Luego se volvió hacia el lugar en que se encontraba Magdalene.

—También la señora tiene sus motivos —siguió-. Está cargada de deudas, y algunas de las palabras de su suegro le produjeron una gran inquietud. Tampoco ella tiene ninguna coartada. Fue a telefonear, pero no pudo hacerlo, y sólo su palabra demuestra que es verdad. Ninguna prueba la apoya.

»A continuación viene míster David —siguió el detective-. Muchas veces me ha hablado del vengativo carácter de los Lee. Míster David no olvidó jamás ni perdonó a su padre por la forma cómo trató a su madre. Las últimas palabras que contra ella pronunció Simeon Lee fueron la gota de agua que hace rebosar el vaso. Se dice que David Lee estaba tocando el piano cuando se cometió el crimen. Pero por coincidencia estaba interpretando la Marcha Fúnebre. Pero supongamos que era otra la persona que interpretaba dicha Marcha Fúnebre. Alguien que sabía lo que iba a hacer y que aprobaba su conducta.

—Esa sugerencia es infame —declaró Hilda. Poirot se volvió hacia ella.

—Presentaré otra, señora. Fue usted quien cometió el crimen. Fue usted quien subió a ejecutar la sentencia de muerte de un hombre a quien usted consideraba indigno de todo perdón. Usted, señora, es de esas personas que pueden ser terribles cuando se irritan.

—Yo no lo maté —declaró serenamente Hilda.

—Monsieur Poirot tiene razón —intervino Sugden-. Todos, menos míster Alfred Lee y su hermano Harry, pueden ser culpables.

—Ni siquiera ellos dos pueden quedar libres de sospechas —declaró Poirot.

—¡Por Dios, monsieur Poirot! —exclamó Sugden.

—¿Y cuál es la acusación contra mí? —preguntó Lydia.

—Su motivo, señora, lo callaré. Es evidente... En cuanto a lo demás, la noche del crimen usted llevaba un traje muy llamativo, con una capa de la misma tela. Le recuerdo a usted que Tressilian es muy corto de vista. A cierta distancia confunde los objetos. También debe re—cordar que el salón es grande, alumbrado indirectamente, casi en penumbra. Dos minutos antes de que se oyeran los gritos, Tressilian entró a buscar las tazas vacías. Y creyó verla a usted junto a la ventana.

—Me vio —afirmó Lydia.

—Es muy posible que Tressilian viera la capa de su traje, colgada contra la cortina—siguió sin interrupción el detective.

—Yo estaba allí —repitió Lydia.

—¿Cómo se atreve usted...? —empezó Alfred. Harry le interrumpió.

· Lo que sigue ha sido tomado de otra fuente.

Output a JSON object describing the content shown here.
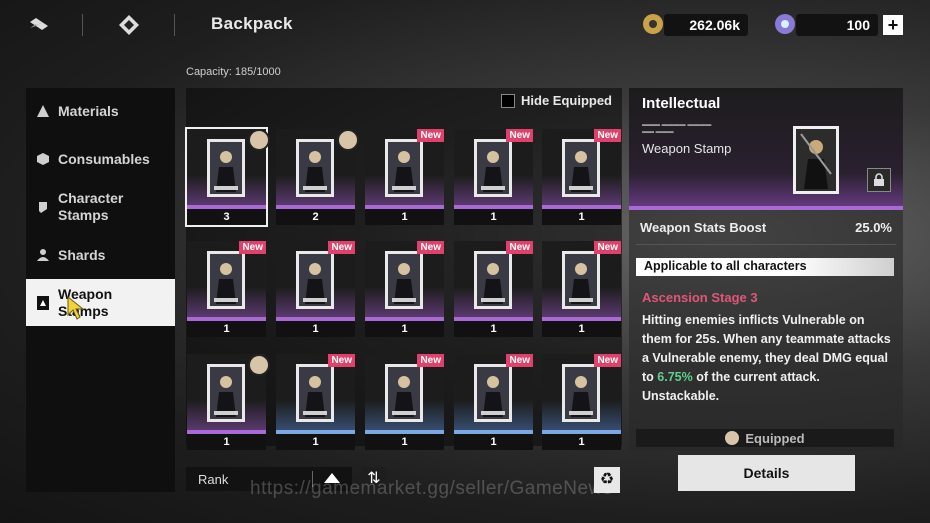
{
  "header": {
    "title": "Backpack",
    "capacity": "Capacity: 185/1000",
    "currency_gold": "262.06k",
    "currency_gem": "100",
    "plus_label": "+"
  },
  "sidebar": {
    "items": [
      {
        "label": "Materials",
        "icon": "flask-icon"
      },
      {
        "label": "Consumables",
        "icon": "hexagon-icon"
      },
      {
        "label": "Character Stamps",
        "icon": "stamp-icon"
      },
      {
        "label": "Shards",
        "icon": "person-icon"
      },
      {
        "label": "Weapon Stamps",
        "icon": "card-icon",
        "active": true
      }
    ]
  },
  "filter": {
    "hide_equipped": "Hide Equipped"
  },
  "items": [
    {
      "count": "3",
      "new": "",
      "badge": "avatar",
      "selected": true,
      "rarity": "purple"
    },
    {
      "count": "2",
      "new": "",
      "badge": "avatar",
      "rarity": "purple"
    },
    {
      "count": "1",
      "new": "New",
      "rarity": "purple"
    },
    {
      "count": "1",
      "new": "New",
      "rarity": "purple"
    },
    {
      "count": "1",
      "new": "New",
      "rarity": "purple"
    },
    {
      "count": "1",
      "new": "New",
      "rarity": "purple"
    },
    {
      "count": "1",
      "new": "New",
      "rarity": "purple"
    },
    {
      "count": "1",
      "new": "New",
      "rarity": "purple"
    },
    {
      "count": "1",
      "new": "New",
      "rarity": "purple"
    },
    {
      "count": "1",
      "new": "New",
      "rarity": "purple"
    },
    {
      "count": "1",
      "new": "",
      "badge": "avatar",
      "rarity": "purple"
    },
    {
      "count": "1",
      "new": "New",
      "rarity": "blue"
    },
    {
      "count": "1",
      "new": "New",
      "rarity": "blue"
    },
    {
      "count": "1",
      "new": "New",
      "rarity": "blue"
    },
    {
      "count": "1",
      "new": "New",
      "rarity": "blue"
    }
  ],
  "sort": {
    "label": "Rank"
  },
  "detail": {
    "name": "Intellectual",
    "type": "Weapon Stamp",
    "stat_label": "Weapon Stats Boost",
    "stat_value": "25.0%",
    "applicable": "Applicable to all characters",
    "ascension": "Ascension Stage 3",
    "desc_pre": "Hitting enemies inflicts Vulnerable on them for 25s. When any teammate attacks a Vulnerable enemy, they deal DMG equal to ",
    "desc_highlight": "6.75%",
    "desc_post": " of the current attack. Unstackable.",
    "equipped": "Equipped",
    "details_button": "Details"
  },
  "watermark": "https://gamemarket.gg/seller/GameNews",
  "colors": {
    "accent_purple": "#a96ad6",
    "accent_blue": "#7ea6e0",
    "new_badge": "#e0406a",
    "ascension": "#e0567a",
    "highlight_green": "#5fd08a"
  }
}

—Déjale seguir, Alfred. Ahora nos toca a nosotros. ¿Cómo puede usted sugerir, monsieur Poirot, que Alfred matara a su queridísimo padre, siendo así que él y yo estábamos discutiendo en el comedor?

Poirot le miró sonriente.

—Eso es muy sencillo —declaró-. Una coartada cobra más fuerza cuando el que la corrobora lo hace contra su deseo. Usted y su hermano se llevan mal. Eso lo sabe todo el mundo. Usted le zahiere en público. Él no dice nunca nada bueno de usted. Pero, supongamos por un momento que todo ello es un plan magistralmente ideado. Supongamos que Alfred Lee está harto de sufrir las imposiciones de su padre. Supongamos que ustedes dos se han puesto en relación hace algún tiempo. El plan se perfila. Usted vuelve a casa. Alfred finge indignarse. Le demuestra, ante todos, celos y odio. Usted lo desprecia. Y llega la noche del crimen que los dos han planeado muy bien. Uno de ustedes permanece en el comedor, hablando en voz alta, como si se estuviera peleando con su hermano. Y en tanto, el otro sube arriba y comete el crimen.

Alfred se puso en pie de un salto.

—¡Es usted un canalla! —rugió con voz entrecortada.

—Pero, ¿de veras cree...?

Sugden miró a Poirot.

Con voz súbitamente autoritaria, Poirot siguió:

—Tenía que demostrar todas las posibilidades. Éstas son las cosas que hubieran podido ocurrir. Ahora, para descubrir la verdad debemos volver al carácter de Simeon Lee.